Ia menjelaskan berdasarkan PP Nomor 1 Tahun 2019, hanya sektor pertambangan, perkebunan, kehutanan, dan perikanan, yang diwajibkan mengisi cadangan devisa dalam negeri. Lewat revisi, pemerintah berencana memasukkan beberapa sektor seperti manufaktur.
"Dengan demikian kita akan melakukan revisi sehingga tentu kita berharap bahwa peningkatan ekspor dan surplus neraca perdagangan akan sejalan dengan peningkatan devisa," kata Ketua Umum Partai Golkar ini.

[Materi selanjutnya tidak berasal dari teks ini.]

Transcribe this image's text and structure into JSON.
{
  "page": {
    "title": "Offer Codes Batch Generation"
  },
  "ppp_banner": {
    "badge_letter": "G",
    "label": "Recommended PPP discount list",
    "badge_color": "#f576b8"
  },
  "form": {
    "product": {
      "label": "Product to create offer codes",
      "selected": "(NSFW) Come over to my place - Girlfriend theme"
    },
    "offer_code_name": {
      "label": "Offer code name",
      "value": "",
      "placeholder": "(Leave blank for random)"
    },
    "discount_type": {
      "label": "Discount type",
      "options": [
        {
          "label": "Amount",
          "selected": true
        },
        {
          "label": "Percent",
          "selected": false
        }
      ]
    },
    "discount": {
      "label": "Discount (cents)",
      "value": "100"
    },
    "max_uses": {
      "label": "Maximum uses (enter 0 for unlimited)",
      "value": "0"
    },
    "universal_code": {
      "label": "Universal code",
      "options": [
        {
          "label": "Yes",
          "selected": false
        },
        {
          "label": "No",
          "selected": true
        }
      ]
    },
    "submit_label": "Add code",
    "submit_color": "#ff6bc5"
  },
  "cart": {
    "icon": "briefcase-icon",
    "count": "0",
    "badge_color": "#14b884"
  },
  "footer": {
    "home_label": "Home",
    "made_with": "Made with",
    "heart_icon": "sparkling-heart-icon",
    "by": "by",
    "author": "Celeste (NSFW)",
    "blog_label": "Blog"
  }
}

Selain menambah sektor komoditas ekspor, lanjutnya, pemerintah juga akan meninjau lebih jauh terkait besaran jumlah yang harus masuk dalam cadangan devisa. "Jadi jumlah devisa berapa, sektor mana, dan berapa lama dia parkir di dalam negeri," kata dia.
Ia mencontohkan pengalaman regulasi serupa di India dan Thailand yang mengharuskan cadangan devisa hasil ekspor sekurang-kurangnya harus ditahan selama enam bulan, sedangkan beberapa negara lain ada yang menerapkan hingga satu tahun.
"Bahkan Bank Indonesia (itu hanya) mencatat, jadi kalau mencatat dan mengatur kan berbeda. Justru dalam revisi PP 1/2019 ini akan kita atur supaya devisa itu masuk dulu, sehingga itu akan memperkuat devisa kita," ujar Menko Airlangga Hartarto.